Uma nova classe de fenômenos espaciais, apelidada pelos pesquisadores de "galáxias ornitorrincos", tornou-se o mais recente enigma da astronomia moderna. Os objetos foram apresentados pela equipe liderada por Haojing Yan, da Universidade de Missouri, durante a reunião da Sociedade Astronômica Americana. Assim como o animal que lhes dá o nome — um mamífero que põe ovos e possui bico —, essas galáxias exibem traços que, segundo a ciência atual, não deveriam coexistir: são pequenas e compactas, mas não possuem buracos negros ativos, apesar de emitirem sinais de energia incomuns.
A descoberta foi possível graças aos dados de arquivo do Telescópio Espacial James Webb (JWST). Ao analisar o espectro de luz desses nove objetos, os cientistas notaram que eles não se encaixam na categoria de quasares, pois o gás em seu interior move-se de forma lenta, resultando em linhas espectrais estreitas e nítidas. Por outro lado, elas também não se parecem com galáxias comuns de formação estelar, já que sua estrutura é extremamente densa e pontual, desafiando a resolução sem precedentes do James Webb.

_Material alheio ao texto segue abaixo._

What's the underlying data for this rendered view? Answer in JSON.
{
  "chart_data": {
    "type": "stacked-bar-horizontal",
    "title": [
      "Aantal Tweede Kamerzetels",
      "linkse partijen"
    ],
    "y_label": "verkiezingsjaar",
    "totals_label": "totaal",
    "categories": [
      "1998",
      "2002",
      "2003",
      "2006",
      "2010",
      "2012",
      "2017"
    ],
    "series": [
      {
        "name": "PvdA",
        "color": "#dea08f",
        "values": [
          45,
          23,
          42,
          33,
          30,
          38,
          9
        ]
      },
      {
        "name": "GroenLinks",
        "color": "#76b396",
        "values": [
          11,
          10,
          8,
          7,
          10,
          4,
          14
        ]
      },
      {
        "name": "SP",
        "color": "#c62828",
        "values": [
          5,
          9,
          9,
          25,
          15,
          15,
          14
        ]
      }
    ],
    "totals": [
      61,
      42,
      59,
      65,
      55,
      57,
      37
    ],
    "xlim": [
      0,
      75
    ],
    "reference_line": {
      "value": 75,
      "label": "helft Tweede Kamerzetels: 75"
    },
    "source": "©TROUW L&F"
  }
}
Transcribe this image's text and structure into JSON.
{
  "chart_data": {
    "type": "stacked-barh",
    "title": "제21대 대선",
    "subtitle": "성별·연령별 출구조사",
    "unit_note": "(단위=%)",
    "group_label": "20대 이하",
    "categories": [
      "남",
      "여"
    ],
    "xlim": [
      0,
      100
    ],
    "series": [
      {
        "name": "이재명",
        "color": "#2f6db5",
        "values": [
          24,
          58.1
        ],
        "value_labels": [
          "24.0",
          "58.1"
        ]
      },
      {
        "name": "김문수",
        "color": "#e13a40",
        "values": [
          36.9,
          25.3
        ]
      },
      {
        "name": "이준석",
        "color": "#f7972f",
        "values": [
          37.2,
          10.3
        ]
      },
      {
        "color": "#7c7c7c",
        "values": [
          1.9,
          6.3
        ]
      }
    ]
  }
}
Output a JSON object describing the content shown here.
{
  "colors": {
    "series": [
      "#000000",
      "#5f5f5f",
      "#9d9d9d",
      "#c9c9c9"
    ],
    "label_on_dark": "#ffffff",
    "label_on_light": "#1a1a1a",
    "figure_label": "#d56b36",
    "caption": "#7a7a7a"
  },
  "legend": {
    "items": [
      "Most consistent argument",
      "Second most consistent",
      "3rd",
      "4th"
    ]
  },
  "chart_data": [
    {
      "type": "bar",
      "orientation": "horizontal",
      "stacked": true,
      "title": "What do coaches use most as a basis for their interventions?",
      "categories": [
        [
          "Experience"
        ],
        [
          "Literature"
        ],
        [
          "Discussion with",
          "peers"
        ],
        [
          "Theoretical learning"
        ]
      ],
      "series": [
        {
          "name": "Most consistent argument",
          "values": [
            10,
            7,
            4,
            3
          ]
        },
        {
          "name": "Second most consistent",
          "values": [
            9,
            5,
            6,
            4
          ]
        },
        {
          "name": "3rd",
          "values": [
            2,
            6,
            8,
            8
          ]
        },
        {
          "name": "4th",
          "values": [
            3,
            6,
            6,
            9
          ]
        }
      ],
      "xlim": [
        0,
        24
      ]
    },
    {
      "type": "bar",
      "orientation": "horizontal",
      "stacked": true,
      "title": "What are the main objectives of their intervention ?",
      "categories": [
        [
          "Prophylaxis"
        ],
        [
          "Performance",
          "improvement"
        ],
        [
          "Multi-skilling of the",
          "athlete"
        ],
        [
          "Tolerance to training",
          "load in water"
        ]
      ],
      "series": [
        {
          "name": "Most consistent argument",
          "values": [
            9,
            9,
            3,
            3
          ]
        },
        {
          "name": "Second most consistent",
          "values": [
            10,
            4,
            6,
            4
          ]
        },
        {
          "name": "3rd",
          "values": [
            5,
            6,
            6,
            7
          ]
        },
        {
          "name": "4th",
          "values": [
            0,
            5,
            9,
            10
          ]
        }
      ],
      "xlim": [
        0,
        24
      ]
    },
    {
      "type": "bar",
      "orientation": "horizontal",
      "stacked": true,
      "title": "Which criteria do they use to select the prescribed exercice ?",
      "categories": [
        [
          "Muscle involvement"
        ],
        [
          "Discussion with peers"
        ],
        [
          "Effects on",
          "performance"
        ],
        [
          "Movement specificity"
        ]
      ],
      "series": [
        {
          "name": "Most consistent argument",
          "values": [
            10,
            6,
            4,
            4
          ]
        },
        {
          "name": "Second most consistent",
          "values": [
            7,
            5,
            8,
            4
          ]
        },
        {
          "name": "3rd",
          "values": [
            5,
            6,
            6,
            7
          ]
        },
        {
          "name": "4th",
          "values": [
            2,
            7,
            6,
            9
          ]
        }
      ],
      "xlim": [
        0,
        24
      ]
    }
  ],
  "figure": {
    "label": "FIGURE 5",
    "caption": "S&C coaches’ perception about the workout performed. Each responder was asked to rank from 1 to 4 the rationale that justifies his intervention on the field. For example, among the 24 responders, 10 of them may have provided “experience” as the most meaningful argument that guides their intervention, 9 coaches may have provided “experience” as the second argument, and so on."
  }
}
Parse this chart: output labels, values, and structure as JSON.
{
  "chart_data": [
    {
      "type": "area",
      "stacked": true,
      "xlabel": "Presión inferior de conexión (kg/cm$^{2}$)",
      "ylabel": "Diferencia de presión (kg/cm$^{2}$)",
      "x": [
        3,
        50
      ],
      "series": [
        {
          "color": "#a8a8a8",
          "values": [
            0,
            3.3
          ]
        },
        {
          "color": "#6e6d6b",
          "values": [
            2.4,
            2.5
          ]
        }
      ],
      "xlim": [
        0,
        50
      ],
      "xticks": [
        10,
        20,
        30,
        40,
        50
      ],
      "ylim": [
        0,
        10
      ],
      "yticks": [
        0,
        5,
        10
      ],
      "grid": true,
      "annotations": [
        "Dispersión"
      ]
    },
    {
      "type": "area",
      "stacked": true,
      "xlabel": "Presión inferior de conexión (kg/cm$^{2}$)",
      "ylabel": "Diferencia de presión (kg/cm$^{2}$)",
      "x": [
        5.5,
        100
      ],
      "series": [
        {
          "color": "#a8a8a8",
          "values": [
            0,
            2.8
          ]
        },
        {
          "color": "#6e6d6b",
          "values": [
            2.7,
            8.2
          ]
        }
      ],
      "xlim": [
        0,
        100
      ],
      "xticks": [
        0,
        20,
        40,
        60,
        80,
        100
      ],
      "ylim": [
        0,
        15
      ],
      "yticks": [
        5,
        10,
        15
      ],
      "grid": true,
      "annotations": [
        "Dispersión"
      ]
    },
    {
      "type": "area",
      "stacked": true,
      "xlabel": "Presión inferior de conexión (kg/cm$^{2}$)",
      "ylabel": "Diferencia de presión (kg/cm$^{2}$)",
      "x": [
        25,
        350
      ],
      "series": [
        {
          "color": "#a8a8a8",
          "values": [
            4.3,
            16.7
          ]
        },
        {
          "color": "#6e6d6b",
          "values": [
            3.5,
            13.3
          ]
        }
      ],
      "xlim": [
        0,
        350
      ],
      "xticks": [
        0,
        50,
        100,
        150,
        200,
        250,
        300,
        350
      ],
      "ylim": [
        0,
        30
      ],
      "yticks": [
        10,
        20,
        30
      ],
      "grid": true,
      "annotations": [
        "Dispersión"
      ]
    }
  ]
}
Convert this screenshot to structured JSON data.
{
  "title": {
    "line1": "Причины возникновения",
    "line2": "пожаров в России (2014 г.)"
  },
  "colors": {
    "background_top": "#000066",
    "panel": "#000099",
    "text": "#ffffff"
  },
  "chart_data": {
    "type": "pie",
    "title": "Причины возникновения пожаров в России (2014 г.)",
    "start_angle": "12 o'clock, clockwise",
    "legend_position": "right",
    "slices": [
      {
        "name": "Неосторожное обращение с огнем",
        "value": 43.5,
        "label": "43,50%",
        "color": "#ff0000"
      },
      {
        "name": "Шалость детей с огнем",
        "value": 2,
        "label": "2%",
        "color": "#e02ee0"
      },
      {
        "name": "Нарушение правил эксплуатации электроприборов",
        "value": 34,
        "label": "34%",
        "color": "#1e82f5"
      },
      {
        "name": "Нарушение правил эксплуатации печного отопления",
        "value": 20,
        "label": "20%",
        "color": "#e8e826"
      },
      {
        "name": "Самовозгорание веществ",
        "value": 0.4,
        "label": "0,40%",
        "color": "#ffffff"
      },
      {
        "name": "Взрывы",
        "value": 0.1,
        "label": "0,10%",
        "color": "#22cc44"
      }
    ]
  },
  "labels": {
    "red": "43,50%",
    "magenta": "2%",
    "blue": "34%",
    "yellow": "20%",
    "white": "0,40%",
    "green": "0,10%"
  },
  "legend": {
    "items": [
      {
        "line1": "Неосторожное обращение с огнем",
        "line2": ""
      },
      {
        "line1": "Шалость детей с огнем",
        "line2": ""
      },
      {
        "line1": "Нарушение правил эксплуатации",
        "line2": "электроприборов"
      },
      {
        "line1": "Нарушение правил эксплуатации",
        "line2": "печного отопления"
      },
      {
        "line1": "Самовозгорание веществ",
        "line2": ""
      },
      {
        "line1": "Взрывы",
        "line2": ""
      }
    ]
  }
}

Os pesquisadores destacam três pontos fundamentais que tornam esses objetos únicos:
Espectro Incomum: Diferente dos quasares, que possuem linhas de emissão largas devido ao movimento caótico de gases ao redor de buracos negros, as "ornitorrincos" possuem sinais nítidos e estreitos.
Compactação Extrema: Mesmo com o alto poder de resolução do JWST, essas galáxias aparecem como pontos minúsculos, indicando que são blocos de construção primordiais do universo.
Ausência de Buracos Negros Ativos: Não há evidências de que esses objetos hospedem buracos negros supermassivos em atividade, o que abre espaço para novas teorias sobre como a luz galáctica é gerada no início dos tempos.
Para a equipe de Yan, essas galáxias podem representar um estágio de evolução nunca antes visto, ocorrendo antes das fusões caóticas que formaram as grandes galáxias que conhecemos hoje. A grande questão agora é se as galáxias podem começar sua formação de maneira "silenciosa" e compacta como esses blocos de construção sugerem. Com a previsão de que o James Webb opere por pelo menos mais 15 anos, a expectativa é que novas amostras sejam identificadas para desvendar se esses ornitorrincos cósmicos são a regra ou a exceção no universo primitivo.